Trio of violent attacks strike Iraq

At least 18 Iraqis killed and dozens injured in three attacks targeting security personnel, officials say.

 

A trio of attacks targeting Iraqi security forces have killed at least 18 people and wounded dozens more in locations near the capital Baghdad, officials have said.

The deadliest incident was near the southern town of al-Shumali where a car bomb exploded in front of a restaurant frequented by security officers, killing 13 people and wounding many more, officials and medics said.

Al-Shumali is just south of Hillah, located about 90km south of Baghdad. It is also a popular resting place for Shia Muslim pilgrims headed to the holy shrine of the Imam al-Hamza, located 4km south of the town.

Later on Wednesday morning, two soldiers were killed and 11 were wounded in a blast at a military camp near the town of Habbaniyah, 80km west of Baghdad, Iraqi officials said on condition of anonymity.

Explosives were detonated on a minibus that was carrying soldiers to a training area in western Iraq’s Anbar province, they said.

“The soldiers finished their academic training and a bus took them to have breakfast at the restaurant in the base. When the bus reached the restaurant it exploded,” an Iraqi army source told the Reuters news agency.

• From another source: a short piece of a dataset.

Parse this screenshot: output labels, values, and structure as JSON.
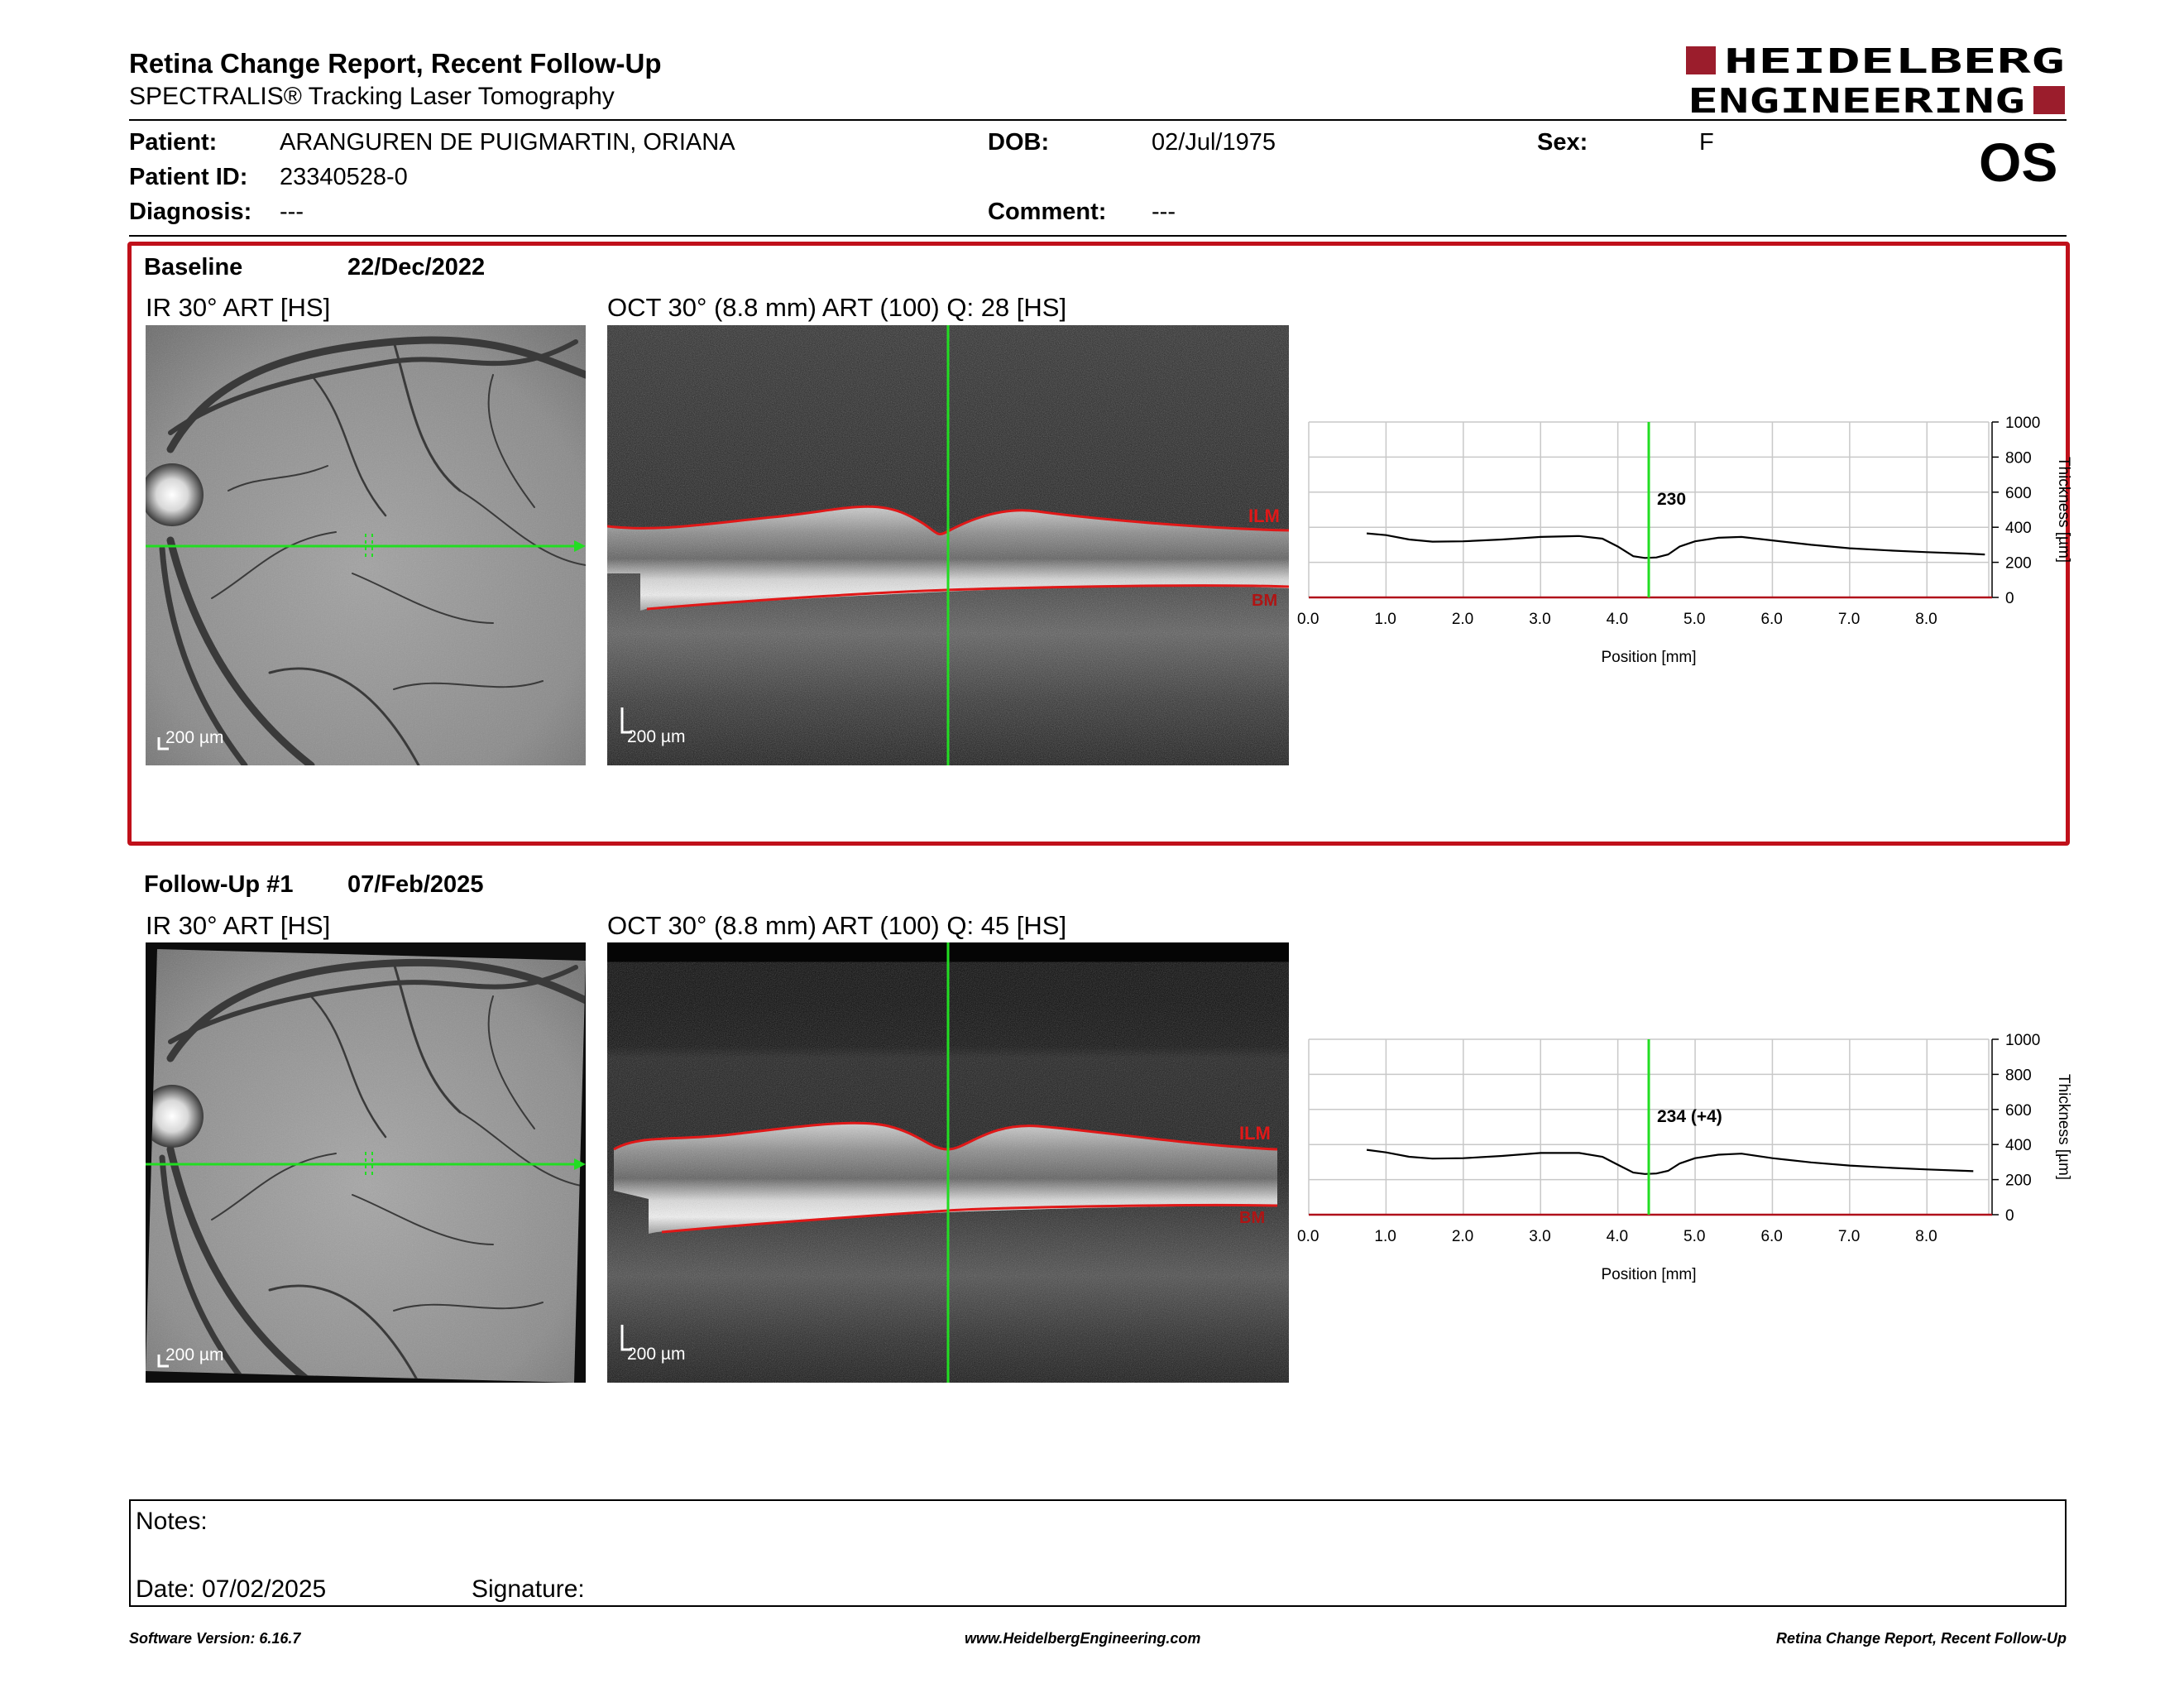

In the dawn attack, gunmen opened fire on a security patrol in a mixed Sunni-Shia neighbourhood in northeastern Baghdad, killing two policemen and wounding a third, according to a police official and a medic at Baghdad city hospital.

Al-Qaeda suspected

No group has claimed responsibility but Iraqi officials suspected al-Qaeda fighters had carried out the attacks

“Terrorist groups of al-Qaeda are standing behind this cowardly crime,” Haider al-Zanbour, chairman of the security committee in Babel Council, said. “We have formed a team to investigate.”

Assaults on Iraq’s army and police have been rising as they prepare to take sole responsibility for security.

The US military is scheduled to fully withdraw its remaining 43,000 troops by the end of this year, although Iraqi politicians are trying to decide whether to ask to leave some troops beyond 2011 to continue to train their army and police.

Iraq became a battlefield for al-Qaeda after US invaded in 2003, although the group’s numbers have shrunk since 2006-2007, after Sunni tribal chiefs joined forces with the US military.

On Monday, 22 Iraqi Shia pilgrims died in an ambush south of the town of Rutba, which lies along the main highway between Baghdad and Jordan. Officials blamed the attack on al-Qaeda.

According to figures from Iraq’s interior and defence ministry, 45 police and 39 soldiers were killed in bombings and shootings in August.

The health ministry’s statistics say 155 civilians were killed in the same time span.